Claude Puel’s side were denuded of attacking talent in the summer transfer window, which made the job a little easier, but the astounding ease with which Blues made Nathan Redmond and friends look totally impotent was the story of the match. Chelsea were able to give up the lion’s share of possession without ever having to worry about Southampton scoring, and while their first-half attacking output wasn’t much to write about, it was enough to see them into the break with a lead.
That lead would have been more comfortable had Diego Costa not spurned a glorious chance just before the half. Nemanja Matic, adventuring upfield, took Jordie Clasie by surprise deep in Saints territory, releasing a quick through ball that set Costa in on goal.

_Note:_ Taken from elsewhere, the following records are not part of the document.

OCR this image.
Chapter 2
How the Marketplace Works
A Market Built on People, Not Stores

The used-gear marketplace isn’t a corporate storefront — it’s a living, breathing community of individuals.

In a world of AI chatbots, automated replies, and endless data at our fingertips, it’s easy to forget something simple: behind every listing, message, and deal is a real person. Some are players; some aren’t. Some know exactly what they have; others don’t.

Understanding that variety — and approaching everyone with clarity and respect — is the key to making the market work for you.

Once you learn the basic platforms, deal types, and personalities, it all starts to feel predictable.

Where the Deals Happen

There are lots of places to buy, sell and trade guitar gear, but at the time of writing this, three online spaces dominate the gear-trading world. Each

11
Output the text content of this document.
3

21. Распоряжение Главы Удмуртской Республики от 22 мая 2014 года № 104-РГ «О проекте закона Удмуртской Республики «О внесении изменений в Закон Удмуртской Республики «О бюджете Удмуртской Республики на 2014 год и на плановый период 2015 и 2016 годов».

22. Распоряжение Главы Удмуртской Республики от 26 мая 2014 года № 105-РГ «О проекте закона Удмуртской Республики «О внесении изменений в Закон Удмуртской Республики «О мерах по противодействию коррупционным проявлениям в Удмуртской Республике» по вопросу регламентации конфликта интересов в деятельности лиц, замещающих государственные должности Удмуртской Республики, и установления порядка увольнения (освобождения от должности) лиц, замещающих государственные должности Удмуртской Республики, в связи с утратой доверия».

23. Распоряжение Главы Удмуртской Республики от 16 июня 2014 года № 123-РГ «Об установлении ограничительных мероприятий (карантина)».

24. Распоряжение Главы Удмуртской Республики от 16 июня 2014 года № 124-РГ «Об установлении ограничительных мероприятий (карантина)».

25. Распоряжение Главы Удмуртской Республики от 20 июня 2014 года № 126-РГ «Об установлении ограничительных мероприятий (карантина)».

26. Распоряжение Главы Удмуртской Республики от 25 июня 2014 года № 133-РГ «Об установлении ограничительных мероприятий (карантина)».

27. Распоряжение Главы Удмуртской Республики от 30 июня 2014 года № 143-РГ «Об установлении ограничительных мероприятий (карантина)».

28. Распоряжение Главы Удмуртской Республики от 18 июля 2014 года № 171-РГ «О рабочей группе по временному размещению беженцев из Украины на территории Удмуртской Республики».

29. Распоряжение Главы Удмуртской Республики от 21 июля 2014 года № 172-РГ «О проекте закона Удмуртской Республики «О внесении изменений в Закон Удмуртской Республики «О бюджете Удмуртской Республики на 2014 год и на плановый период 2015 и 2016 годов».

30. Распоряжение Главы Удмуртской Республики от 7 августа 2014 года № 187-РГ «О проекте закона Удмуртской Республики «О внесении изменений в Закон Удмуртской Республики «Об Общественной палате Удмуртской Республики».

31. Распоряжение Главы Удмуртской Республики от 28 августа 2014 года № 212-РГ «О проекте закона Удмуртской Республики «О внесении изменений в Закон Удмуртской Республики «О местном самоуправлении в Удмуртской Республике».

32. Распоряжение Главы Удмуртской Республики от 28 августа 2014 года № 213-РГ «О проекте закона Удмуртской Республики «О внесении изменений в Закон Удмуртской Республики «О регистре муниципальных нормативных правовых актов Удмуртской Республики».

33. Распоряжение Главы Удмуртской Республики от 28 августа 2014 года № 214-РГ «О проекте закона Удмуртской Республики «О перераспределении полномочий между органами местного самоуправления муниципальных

The striker tried to replicate Hazard’s earlier finish, albeit from further out, but this time Forster did enough to kick the shot to safety. Chelsea would have to settle for a one-goal cushion.
With Southampton’s attack having been relentlessly crushed, it seemed as safe a 1-0 lead as anyone was likely to see, but that wasn’t enough for Antonio Conte, who pushed his side higher up the pitch to begin the second half. The Blues flowed forward, and would have been rewarded three minutes in if not for a desperate intervention from Jose Fonte, who smuggled Marcos Alonso’s teasing cross to safety before Hazard could tap in.
Alonso wasted an opening through poor decision-making shortly thereafter, opting to shoot despite three Chelsea teammates working their way into more threatening positions, but the Blues — and more specifically Diego Costa — would not be denied.
A quick free kick taken 40-yards out seemed to be going nowhere when Hazard laid the ball off to the Premier League’s leading scorer, but Cuco Martina refused to engage, standing off and inviting a long-range effort. Costa responded with an immaculate shot, unleashing a drive which bent just inside Fraser Forster’s far post, easily beating the big goalkeeper.
At 2-0, the match was more or less won, but that didn’t stop the Blues from pursuing a heftier scoreline. Just before the hour mark, Costa nearly found his way onto the scoresheet for a second time, but proved unable to keep Hazard’s sharply-struck cross down. He then contrived to waste an even better opportunity to make it 3-0, somehow turning an open goal into a useless pass to Pedro, who was quickly crowded out.
Fortunately any extra buffer was unnecessary. The Saints were just as quiet in the second half as in the first. Austin skied a half-chance well over with 20 minutes to play, and the closest the hosts came to causing Courtois any stress was when Davis bounced a header off David Luiz’s curly mane and onto the top of the crossbar.
Southampton did have the ball in the back of the net late on, but Austin’s effort was rightly (thought tightly) ruled out for offside, and Chelsea never again gave their hosts even false hope. Against a side who’d been unbeaten on home turf for more than six months, the Blues had trundled their way to an easy victory. There will be further tests to come, but it’s difficult to overstate just how emphatically Conte’s side passed this one.